I love Apple’s iChat. Currently in version 4.0.2, and once known as iChat AV, this single, simple-looking program enables even novice users to quickly establish video, audio, or text chats, and is one of several key reasons that I repeatedly hear that people are switching to the Mac. But iChat has a serious problem: more than any other program most people use on the Mac, it depends on a properly set up network to work, and if your network’s not set up properly, it doesn’t provide detailed error messages or a troubleshooting wizard to help you trace what’s wrong. So when I heard that a family member just bought and almost returned a Mac because he couldn’t get video iChat to work properly, even after searching for help in Apple’s Discussions boards, Help menus, and Google, I realized that I might be able to share a few solutions that could help other people get iChat video chats to work as expected.
The problem: everything else on the Mac worked, but iChat would not connect for video chats. You’ve probably seen the generic error messages before: “There was a communication error during your chat.” “No data has been received for 10 seconds” timeouts. “User cancelled the connection.” “Did not receive a response from user.” And so on.

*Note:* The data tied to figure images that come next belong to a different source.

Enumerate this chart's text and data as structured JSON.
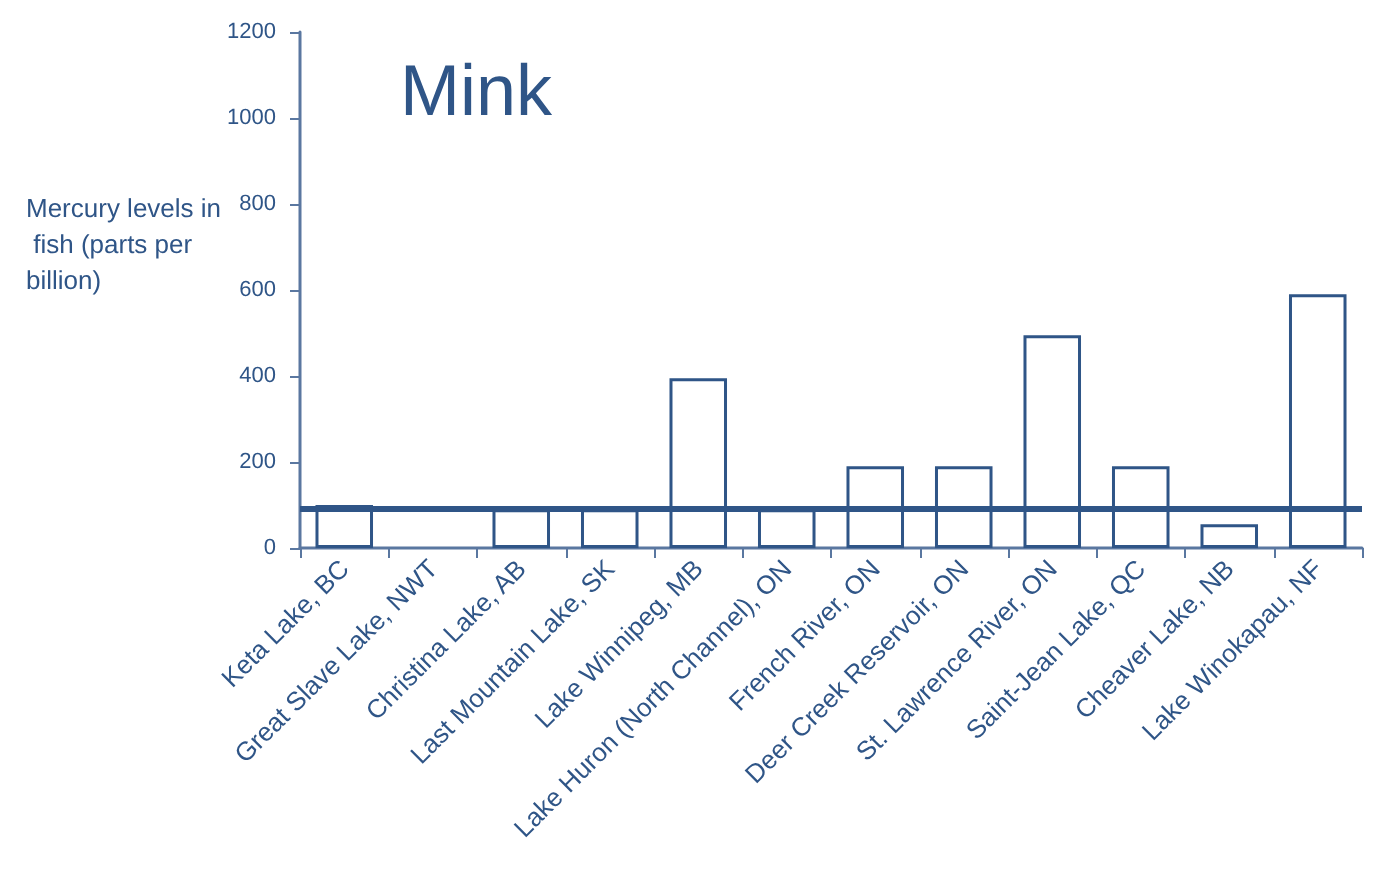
{
  "chart_data": {
    "type": "bar",
    "title": "Mink",
    "ylabel": "Mercury levels in fish (parts per billion)",
    "categories": [
      "Keta Lake, BC",
      "Great Slave Lake, NWT",
      "Christina Lake, AB",
      "Last Mountain Lake, SK",
      "Lake Winnipeg, MB",
      "Lake Huron (North Channel), ON",
      "French River, ON",
      "Deer Creek Reservoir, ON",
      "St. Lawrence River, ON",
      "Saint-Jean Lake, QC",
      "Cheaver Lake, NB",
      "Lake Winokapau, NF"
    ],
    "values": [
      100,
      null,
      90,
      90,
      395,
      90,
      190,
      190,
      495,
      190,
      55,
      590
    ],
    "color": "#2f5587",
    "ylim": [
      0,
      1200
    ],
    "yticks": [
      0,
      200,
      400,
      600,
      800,
      1000,
      1200
    ],
    "ref_lines": [
      {
        "axis": "y",
        "value": 90,
        "color": "#2f5587"
      }
    ]
  }
}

My family member spent five or so hours with the MacBook’s integrated help system and people on the telephone trying to figure out what the issue was. Was it port forwarding? No. A lack of general Internet connectivity? No.
User error? No. Nothing seemed to help, and the computer was literally moments away from being boxed and sent back to Apple.
What ultimately worked in this case was a solution that, in my view, should be your starting point: the wireless router was removed, and the Mac was connected directly via a wire to the cable modem via its Ethernet port. Suddenly iChat began to work perfectly—no mysterious errors. This single step demonstrated that the Mac was capable of working, and that the cable modem was doing everything it should be doing, too. There was something wrong with the wireless router. Maybe.
At this point, I will tell you a little something about wireless routers. People have really bad experiences with them, and the companies that sell them. Unfortunately, these problems actually come from numerous sources: existing wireless home phones, microwave ovens, other wireless devices, poorly made routers, poorly written wireless software and firmware for both the routers and wireless computers—the list goes on and on. Because there are so many ways that wireless networks can hiccup or fail, router makers often throw up their hands and leave customers to troubleshoot their own problems.
They point to Apple and other computer makers. They point to the cable modems, DSL systems, and their providers. And then, when you call your computer or cable modem company, these companies point somewhere else. It’s nobody’s fault.
I can’t tell you for certain that the iChat problem you’re having is going to be the exact same one as discussed here, but I can tell you this: eliminating the wireless router as a cause is a critical first step. Once your computer is connected directly to your broadband modem, and you confirm that your web browser can connect with a web site, you can then test your connection with one of three little-known Apple iChat test buddies. These are added using the + icon on iChat’s buddy list, keeping the Account type as AIM, and creating 3 separate buddies by entering one name at a time into the Account name: field, hitting the Add button, and repeating that process until all 3 are added.
The next step is to click on the bright green camera icon next to one of these names, the first two of which run Apple commercials on non-stop loops (below), the third of which is supposed to mirror back your video to you. If one of the three names is grayed out, someone else is testing with it now, but if it’s bright green, you can connect and do a test right away. If it works and runs stable, your machine’s just fine and your connection is just fine.